Can CBD Curb Heroin Addiction? | Medpage Today – MedPage Today

Cannabidiol (CBD; Epidiolex) reduced opioid cravings and anxiety among heroin users, suggesting it may have a role in curbing addiction, an exploratory trial found.

Compared with placebo, once daily CBD 400 or 800 mg diminished cue-related cravings and anxiety among people who had heroin use disorder, reported Yasmin Hurd, PhD, of the Icahn School of Medicine at Mount Sinai in New York City, and colleagues in the American Journal of Psychiatry.

Environmental cues are one of the strongest triggers for drug cravings, Hurd noted. “Cue-induced cravings trigger relapse,” she told MedPage Today. “For me, this research is extremely promising. If we can find the medication that targets that kind of system, that would be amazing.”

The study comes after years of research from Hurd’s group about the pharmacological properties of marijuana and its potential as a drug to curb opioid craving. Of the many components of marijuana, cannabidiol may hold the most promise, Hurd noted. Prior work has shown that CBD reduced animals’ tendency to use heroin in response to a drug-associated cue.

In the current study, Hurd and colleagues explored acute (1 hour, 2 hours, and 24 hours), short-term (3 consecutive days), and protracted (7 days after dosing ended) effects of CBD on drug cue-induced craving and anxiety. They studied 42 heroin-abstinent people from 2016 to 2018 who had been using heroin on average for about 13 years. Most (64%) had been abstinent from heroin for less than a month; 14% had been abstinent for 1 to 2 months, and 21% for 2 to 3 months.

The researchers randomly assigned participants to receive once-daily doses of 400 mg of oral CBD solution, 800 mg, or a placebo solution for 3 consecutive days. They exposed participants to neutral and drug-related cues in three sessions: immediately after dosing, 24 hours after dosing, and 7 days after the final dosing day. Neutral cues were a 3-minute video of relaxing scenes of nature; drug-related cues were a 3-minute video of intravenous or intranasal drug use and exposure to heroin-related paraphernalia like syringes, rubber ties, and packets of powder resembling heroin.

Craving scores significantly increased during the heroin cues and were unchanged during the neutral cues. Both 400 mg and 800 mg of CBD reduced cue-induced cravings and anxiety; these effects were most prominent 1 to 2 hours after CBD first was administered.
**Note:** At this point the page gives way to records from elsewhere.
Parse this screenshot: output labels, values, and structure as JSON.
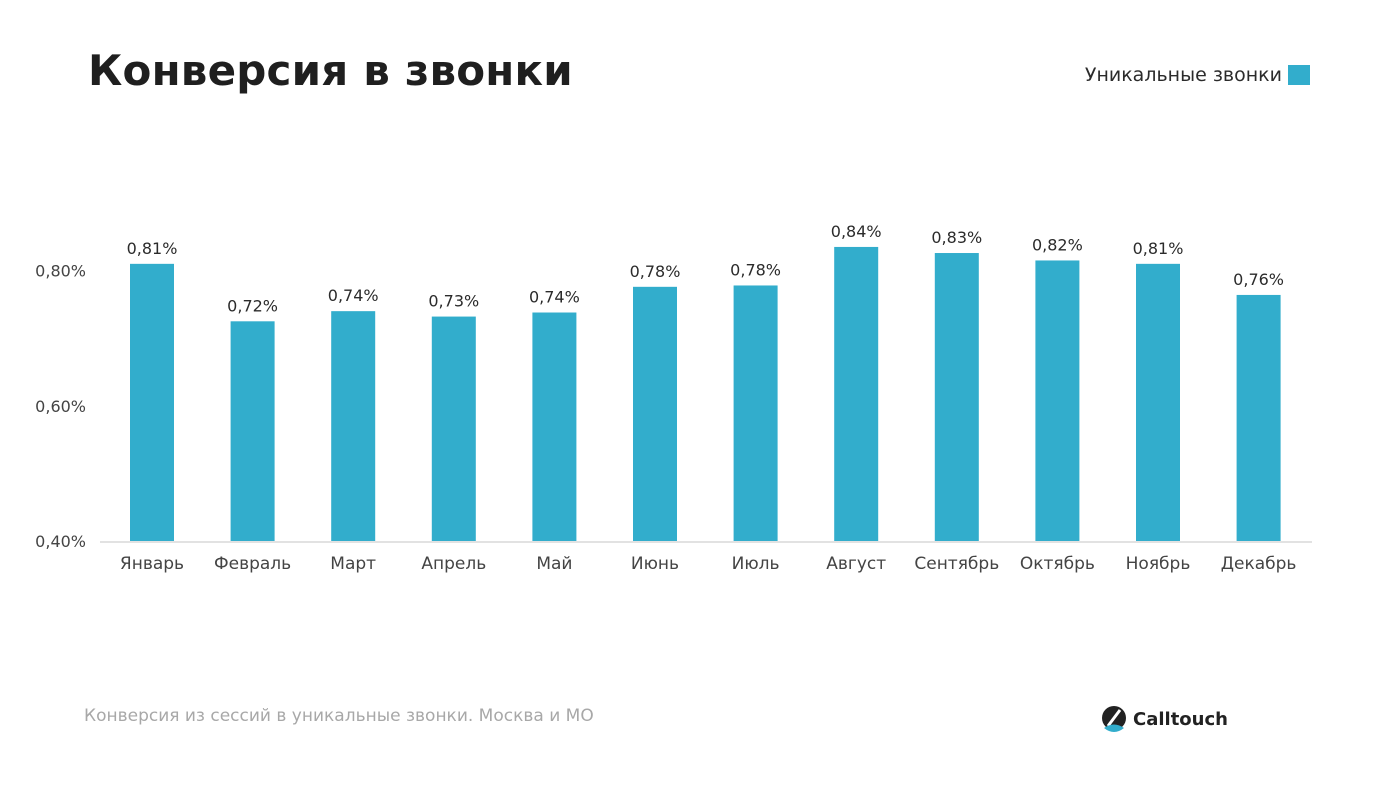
{
  "page": {
    "title": "Конверсия в звонки",
    "caption": "Конверсия из сессий в уникальные звонки. Москва и МО",
    "brand": "Calltouch"
  },
  "colors": {
    "bar": "#32adcc",
    "axis_text": "#444444",
    "baseline": "#d9d9d9",
    "logo_dark": "#222222",
    "logo_accent": "#32adcc"
  },
  "icons": {
    "brand_logo": "calltouch-logo-icon"
  },
  "chart_data": {
    "type": "bar",
    "title": "Конверсия в звонки",
    "legend_position": "top-right",
    "grid": false,
    "ylim": [
      0.4,
      0.9
    ],
    "yticks": [
      0.4,
      0.6,
      0.8
    ],
    "ytick_labels": [
      "0,40%",
      "0,60%",
      "0,80%"
    ],
    "categories": [
      "Январь",
      "Февраль",
      "Март",
      "Апрель",
      "Май",
      "Июнь",
      "Июль",
      "Август",
      "Сентябрь",
      "Октябрь",
      "Ноябрь",
      "Декабрь"
    ],
    "series": [
      {
        "name": "Уникальные звонки",
        "values": [
          0.81,
          0.725,
          0.74,
          0.732,
          0.738,
          0.776,
          0.778,
          0.835,
          0.826,
          0.815,
          0.81,
          0.764
        ],
        "labels": [
          "0,81%",
          "0,72%",
          "0,74%",
          "0,73%",
          "0,74%",
          "0,78%",
          "0,78%",
          "0,84%",
          "0,83%",
          "0,82%",
          "0,81%",
          "0,76%"
        ]
      }
    ]
  }
}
Heroin cues also increased physiological measures of stress reactivity — heart rate, blood pressure, and cortisol levels — which CBD reduced.

Craving and anxiety still were diminished a week after the last CBD dose, mirroring preclinical findings. “This data replicates our pilot study and validates our animal models,” Hurd noted.
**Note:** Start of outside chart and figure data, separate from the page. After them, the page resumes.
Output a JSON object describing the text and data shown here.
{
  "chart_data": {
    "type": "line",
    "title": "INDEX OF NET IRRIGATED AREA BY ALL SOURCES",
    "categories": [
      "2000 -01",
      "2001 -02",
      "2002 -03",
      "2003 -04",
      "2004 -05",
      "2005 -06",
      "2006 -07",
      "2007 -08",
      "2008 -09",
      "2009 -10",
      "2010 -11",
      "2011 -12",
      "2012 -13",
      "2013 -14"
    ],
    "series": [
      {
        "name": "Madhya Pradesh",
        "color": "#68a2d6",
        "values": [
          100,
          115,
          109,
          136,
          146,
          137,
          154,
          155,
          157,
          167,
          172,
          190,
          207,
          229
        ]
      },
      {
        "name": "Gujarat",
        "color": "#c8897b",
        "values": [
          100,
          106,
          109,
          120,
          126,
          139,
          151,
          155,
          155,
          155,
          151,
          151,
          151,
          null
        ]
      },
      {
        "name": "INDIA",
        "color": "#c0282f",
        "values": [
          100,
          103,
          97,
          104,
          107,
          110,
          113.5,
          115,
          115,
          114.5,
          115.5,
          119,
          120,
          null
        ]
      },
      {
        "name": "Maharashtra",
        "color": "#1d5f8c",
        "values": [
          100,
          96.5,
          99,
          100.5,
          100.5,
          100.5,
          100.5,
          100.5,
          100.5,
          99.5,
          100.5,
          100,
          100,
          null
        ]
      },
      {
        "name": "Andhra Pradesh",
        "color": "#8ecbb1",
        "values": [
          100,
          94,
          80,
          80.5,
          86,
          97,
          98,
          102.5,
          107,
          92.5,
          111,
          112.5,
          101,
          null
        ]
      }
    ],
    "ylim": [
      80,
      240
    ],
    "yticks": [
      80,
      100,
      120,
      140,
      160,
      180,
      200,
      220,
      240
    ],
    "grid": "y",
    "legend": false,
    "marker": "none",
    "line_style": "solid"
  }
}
Hurd and colleagues will start human imaging studies soon to see how CBD affects craving and anxiety. Larger, longer clinical trials also are needed: “We’re hypothesizing that CBD will decrease relapse, but we need to see whether it does long-term,” she said.

“That’s the whole issue — decreasing relapse and decreasing overdose — that we face right now,” she continued. “It’s very difficult for people to stay off heroin. When people return from rehab and come back home, the environmental cues are very strong.”
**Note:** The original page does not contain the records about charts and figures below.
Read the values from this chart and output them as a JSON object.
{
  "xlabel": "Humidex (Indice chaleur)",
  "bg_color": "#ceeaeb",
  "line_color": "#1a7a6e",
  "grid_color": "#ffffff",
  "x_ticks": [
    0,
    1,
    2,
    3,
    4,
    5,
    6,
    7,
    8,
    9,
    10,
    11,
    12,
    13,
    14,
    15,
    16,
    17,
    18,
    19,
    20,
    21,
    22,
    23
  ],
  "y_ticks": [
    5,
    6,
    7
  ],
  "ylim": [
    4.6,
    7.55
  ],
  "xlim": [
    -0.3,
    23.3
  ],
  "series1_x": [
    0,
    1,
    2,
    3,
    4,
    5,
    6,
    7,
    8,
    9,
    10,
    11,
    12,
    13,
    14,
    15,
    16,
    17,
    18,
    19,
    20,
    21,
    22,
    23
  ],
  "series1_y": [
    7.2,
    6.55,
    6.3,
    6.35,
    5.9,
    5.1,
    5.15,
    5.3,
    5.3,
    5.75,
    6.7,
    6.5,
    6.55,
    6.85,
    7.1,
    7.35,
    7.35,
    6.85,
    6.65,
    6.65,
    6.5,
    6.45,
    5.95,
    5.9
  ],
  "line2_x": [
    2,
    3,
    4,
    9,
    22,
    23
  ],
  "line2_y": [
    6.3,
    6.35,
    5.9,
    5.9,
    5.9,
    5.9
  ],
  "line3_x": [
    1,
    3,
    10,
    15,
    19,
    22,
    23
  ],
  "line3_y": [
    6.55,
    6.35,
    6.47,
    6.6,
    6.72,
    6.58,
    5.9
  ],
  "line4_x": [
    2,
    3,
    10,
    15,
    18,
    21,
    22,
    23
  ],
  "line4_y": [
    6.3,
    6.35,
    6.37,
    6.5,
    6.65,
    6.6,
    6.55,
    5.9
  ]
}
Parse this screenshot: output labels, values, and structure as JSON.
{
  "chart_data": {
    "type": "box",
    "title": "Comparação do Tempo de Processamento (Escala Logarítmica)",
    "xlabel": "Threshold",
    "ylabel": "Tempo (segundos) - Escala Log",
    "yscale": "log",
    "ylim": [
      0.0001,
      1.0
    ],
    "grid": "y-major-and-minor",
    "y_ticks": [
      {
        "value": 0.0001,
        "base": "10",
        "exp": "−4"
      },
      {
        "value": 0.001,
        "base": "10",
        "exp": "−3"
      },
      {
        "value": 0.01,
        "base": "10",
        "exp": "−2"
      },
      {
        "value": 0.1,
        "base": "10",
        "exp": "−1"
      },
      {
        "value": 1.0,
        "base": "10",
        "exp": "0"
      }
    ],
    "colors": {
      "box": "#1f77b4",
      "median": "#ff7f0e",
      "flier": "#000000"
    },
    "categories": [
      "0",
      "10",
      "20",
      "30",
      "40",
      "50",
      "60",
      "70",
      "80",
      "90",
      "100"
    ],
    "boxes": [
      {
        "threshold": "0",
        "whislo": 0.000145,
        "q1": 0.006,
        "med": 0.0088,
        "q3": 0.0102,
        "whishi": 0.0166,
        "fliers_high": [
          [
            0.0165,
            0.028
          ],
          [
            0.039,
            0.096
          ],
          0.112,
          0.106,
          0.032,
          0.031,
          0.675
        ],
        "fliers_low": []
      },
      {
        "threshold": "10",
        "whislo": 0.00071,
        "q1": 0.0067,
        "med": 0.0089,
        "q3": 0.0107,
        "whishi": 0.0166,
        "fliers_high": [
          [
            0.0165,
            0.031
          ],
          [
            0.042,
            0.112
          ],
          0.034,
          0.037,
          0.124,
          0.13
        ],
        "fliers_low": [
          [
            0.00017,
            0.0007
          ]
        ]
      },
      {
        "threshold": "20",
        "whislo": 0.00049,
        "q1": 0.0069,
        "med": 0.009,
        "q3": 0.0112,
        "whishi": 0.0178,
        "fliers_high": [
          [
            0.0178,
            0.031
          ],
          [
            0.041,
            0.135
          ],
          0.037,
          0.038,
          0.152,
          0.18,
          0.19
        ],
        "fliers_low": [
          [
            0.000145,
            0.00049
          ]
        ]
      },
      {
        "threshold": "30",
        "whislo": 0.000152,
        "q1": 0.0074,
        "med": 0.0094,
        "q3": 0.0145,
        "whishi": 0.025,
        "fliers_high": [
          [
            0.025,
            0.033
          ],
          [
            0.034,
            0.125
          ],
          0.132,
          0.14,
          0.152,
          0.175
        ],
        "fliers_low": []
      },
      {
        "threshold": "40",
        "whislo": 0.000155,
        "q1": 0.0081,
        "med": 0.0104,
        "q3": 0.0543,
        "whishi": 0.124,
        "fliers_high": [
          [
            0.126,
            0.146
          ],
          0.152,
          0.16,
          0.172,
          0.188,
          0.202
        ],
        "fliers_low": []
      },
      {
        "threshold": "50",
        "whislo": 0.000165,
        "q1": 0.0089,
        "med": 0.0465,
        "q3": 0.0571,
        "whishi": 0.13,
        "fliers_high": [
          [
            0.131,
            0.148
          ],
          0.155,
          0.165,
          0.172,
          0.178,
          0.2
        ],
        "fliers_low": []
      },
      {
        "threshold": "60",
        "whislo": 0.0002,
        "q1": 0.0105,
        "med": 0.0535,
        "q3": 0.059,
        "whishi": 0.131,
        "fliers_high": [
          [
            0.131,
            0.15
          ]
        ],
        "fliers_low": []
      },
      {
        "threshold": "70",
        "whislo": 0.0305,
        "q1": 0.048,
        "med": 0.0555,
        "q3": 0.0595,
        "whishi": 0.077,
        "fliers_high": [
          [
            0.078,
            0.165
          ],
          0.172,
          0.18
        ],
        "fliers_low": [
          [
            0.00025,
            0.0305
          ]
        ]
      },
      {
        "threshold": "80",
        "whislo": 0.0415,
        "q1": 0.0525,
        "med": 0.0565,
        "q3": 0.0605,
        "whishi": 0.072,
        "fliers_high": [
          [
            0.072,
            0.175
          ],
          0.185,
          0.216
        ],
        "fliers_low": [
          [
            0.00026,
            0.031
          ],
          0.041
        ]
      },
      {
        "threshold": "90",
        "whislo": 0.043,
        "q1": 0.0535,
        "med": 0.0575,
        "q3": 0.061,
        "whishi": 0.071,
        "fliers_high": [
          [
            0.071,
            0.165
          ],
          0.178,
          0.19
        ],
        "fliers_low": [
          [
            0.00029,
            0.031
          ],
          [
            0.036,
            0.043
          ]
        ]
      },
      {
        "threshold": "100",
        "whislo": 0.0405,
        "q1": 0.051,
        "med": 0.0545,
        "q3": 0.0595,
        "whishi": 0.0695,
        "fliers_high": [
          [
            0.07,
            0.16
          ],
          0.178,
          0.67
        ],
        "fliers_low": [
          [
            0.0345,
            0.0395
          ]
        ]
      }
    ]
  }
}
But CBD has promise because “it’s very specific,” she noted. “It’s not rewarding; it’s not methadone or THC. CBD is actually decreasing connections to environmental cues. That’s why it is intriguing.”

The study was supported by GW Pharmaceuticals and the Icahn School of Medicine at Mount Sinai.

Hurd and co-authors disclosed no relevant relationships with industry.